I’ve been listening to Plug’s “Drum & Bass for Papa” a lot lately. That disc encapsulates pretty neatly everything good about Luke Vibert’s singularly facetious approach to making electronic music. By taking the traditionally hyper-serious and absolutely humorless format of drum & bass and infusing it with whimsy, Vibert succeeded in turning the genre on its ear and created a name for himself as that rarest of beasts: an electronic musician who didn’t take himself so damnably serious. (He got a whole lot of nothin’ for his troubles from the drum & bass world, but that’s life.)
Whimsy is a double-edged sword. It’s easy to create light-hearted music, but not quite so easy to infuse said whimsy with gravity. Without some dimensionality, an artist risks becoming “Weird” Al. Richard D. James is capable of some pretty humorous and borderline slapstick moments in his guise of Aphex Twin, but he also knows to leaven the weirdness with an occasional note of seriousness, be it melancholy or paranoia. Contrast creates dramatic tension, and dramatic tension keeps people interested.
So Vibert presents us with an interesting dilemma. On the one hand, Sorry I Make You Lush is as accomplished an album as you are likely to hear this year. But it skates a very fine line between irreverence and irrelevance, and emerges only partially successful. It must be said, however, that when the album works, it works really well.
Sorry I Make You Lush marks a return to the Wagon Christ alias for Vibert after a brief sojourn under his own name with last year’s Yospeh, released on the Warp label. Yospeh was seen by many as a polarizing departure for Vibert, a harder project steeped in the acid sounds of early rave (albeit filtered through the prism of Vibert’s skewed perspective). After Yospeh, Sorry . . . is probably a relief for his fanbase, a record more in line with 2001’s Musipal.
Early tracks like “Saddic Gladdic” and “The Funnies” are classic Wagon Christ numbers, well-crafted tunes that meld the frenetic structuralism of IDM with the jaunty inventiveness native to turntable-driven artists such as Kid Koala and the Avalanches. They’re a perfect example of Wagon Christ’s conflicted ethos: if you like music that takes itself with a big grain of salt, you will like these tracks . . . but you might also wonder at the fragile distinctions between whimsy and kitsch.

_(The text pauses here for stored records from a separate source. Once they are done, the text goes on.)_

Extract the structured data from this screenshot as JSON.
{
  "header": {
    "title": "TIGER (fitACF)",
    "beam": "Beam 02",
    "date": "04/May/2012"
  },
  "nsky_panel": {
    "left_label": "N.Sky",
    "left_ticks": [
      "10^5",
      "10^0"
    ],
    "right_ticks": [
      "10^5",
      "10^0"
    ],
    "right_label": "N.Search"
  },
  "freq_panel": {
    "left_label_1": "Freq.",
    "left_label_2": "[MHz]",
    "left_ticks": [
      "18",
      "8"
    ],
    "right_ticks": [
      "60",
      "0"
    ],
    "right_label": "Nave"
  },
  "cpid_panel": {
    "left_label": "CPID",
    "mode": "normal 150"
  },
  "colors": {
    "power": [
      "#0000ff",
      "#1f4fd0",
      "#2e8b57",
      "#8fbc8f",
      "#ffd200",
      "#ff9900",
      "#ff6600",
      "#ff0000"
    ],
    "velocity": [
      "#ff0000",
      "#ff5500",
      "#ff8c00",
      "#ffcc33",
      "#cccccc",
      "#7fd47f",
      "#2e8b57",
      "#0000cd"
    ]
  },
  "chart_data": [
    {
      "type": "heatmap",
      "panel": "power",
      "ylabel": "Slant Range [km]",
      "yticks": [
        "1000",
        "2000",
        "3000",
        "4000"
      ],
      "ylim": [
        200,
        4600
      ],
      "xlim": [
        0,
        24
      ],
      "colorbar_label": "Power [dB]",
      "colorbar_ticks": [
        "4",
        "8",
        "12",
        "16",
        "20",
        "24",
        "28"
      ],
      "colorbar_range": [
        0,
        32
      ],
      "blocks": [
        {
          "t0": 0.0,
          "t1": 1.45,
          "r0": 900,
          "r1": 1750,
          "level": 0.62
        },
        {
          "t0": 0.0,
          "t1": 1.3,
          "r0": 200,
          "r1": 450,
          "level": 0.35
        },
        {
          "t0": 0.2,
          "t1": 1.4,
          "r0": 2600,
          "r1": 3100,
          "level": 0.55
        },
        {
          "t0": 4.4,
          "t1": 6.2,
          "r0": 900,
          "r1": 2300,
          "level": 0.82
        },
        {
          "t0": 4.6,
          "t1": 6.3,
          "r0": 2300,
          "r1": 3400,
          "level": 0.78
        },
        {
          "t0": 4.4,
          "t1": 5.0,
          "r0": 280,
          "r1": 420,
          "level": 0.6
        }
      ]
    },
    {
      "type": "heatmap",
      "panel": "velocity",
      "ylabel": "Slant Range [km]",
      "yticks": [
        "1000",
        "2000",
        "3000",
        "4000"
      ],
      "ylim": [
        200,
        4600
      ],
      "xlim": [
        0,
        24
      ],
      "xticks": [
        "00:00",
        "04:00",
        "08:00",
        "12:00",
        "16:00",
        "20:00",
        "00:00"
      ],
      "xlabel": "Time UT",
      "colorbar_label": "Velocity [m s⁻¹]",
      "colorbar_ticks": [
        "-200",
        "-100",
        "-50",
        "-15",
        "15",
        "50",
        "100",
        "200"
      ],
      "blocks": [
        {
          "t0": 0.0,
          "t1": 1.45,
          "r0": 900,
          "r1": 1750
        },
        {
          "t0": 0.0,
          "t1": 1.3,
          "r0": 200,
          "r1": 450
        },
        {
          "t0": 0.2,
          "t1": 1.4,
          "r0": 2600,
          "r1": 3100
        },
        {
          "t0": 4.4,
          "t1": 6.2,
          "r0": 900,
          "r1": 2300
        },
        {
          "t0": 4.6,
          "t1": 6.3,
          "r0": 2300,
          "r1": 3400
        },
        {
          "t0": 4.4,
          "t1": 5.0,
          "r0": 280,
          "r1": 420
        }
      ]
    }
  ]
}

Vibert has long been saddled with unfair comparisons to µ-ziq’s Mike Paradinas, and tracks such as “I’m Singing”, with its use of high-pitched synthesizer squeals as the dominant melodic line, don’t go far towards making these comparisons inapt. “Shadows” uses similar noises, but also utilizes a series of more restrained and almost melancholy guitar and string samples to create a more mournful atmosphere. The synth squeaks go far towards breaking this mood, but the overall effect is still positive.
“Quadra Y Discos” almost seems to be built atop a sample of the Chemical Brothers’ “Morning Lemon” (or perhaps shares some of that classic track’s lineage?). The creatively spliced beat is a satisfying element in an otherwise awkwardly-constructed song. “UBFormby” seems to be built around the sample of a church organ, and the dichotomy of the cheesy organ against the more studious beat creates an interesting contrast.
The album’s best track, “Sci Fi Staircase”, is also the album’s simplest composition. There aren’t any extraneous samples or awkwardly whimsical elements, merely a engagingly funky break with a serious of continuously changing 303 melody lines building, throughout the track’s seven-minutes, to a vertiginously brilliant emotive apex. It’s a breathtaking reminder of how good Luke Vibert can be, when he feels like it — creating electronic music as crystalline architecture.
But “Sci Fi Staircase” is followed by the album’s title track, which is more of the same in terms of the album’s predominant mood of ADD-infused sampledelica. There’s your “Apache” breakbeat and your super-fast basslines and your sci-fi movie samples (did you get permission from Lucasfilm, Mr. Vibert?) It’s just kind of dull. The album’s final track, “Nighty Night”, almost reminds me of the Propellerheads, with a very funky and crisp beat offset against an unprocessed and melodic bassline. It’s a good note to finish the album on, a far more focused effort than most of the tracks which preceded it.
Ultimately, while Sorry I Make You Lush is by no means a bad album, and will certainly please Vibert’s coterie of hardcore fans, it is also inconsistent and, at intervals, even dull. There’s no doubt that when it comes to sheer studio virtuosity, Vibert is near the top of his class — but as a composer, he needs to stop reading his old, dog-eared copies of Mad magazine and get some new ideas. I’d suggest he go back and listen to “Sci Fi Staircase” some more, because a full album in that vein would probably be an unquestionable masterpiece.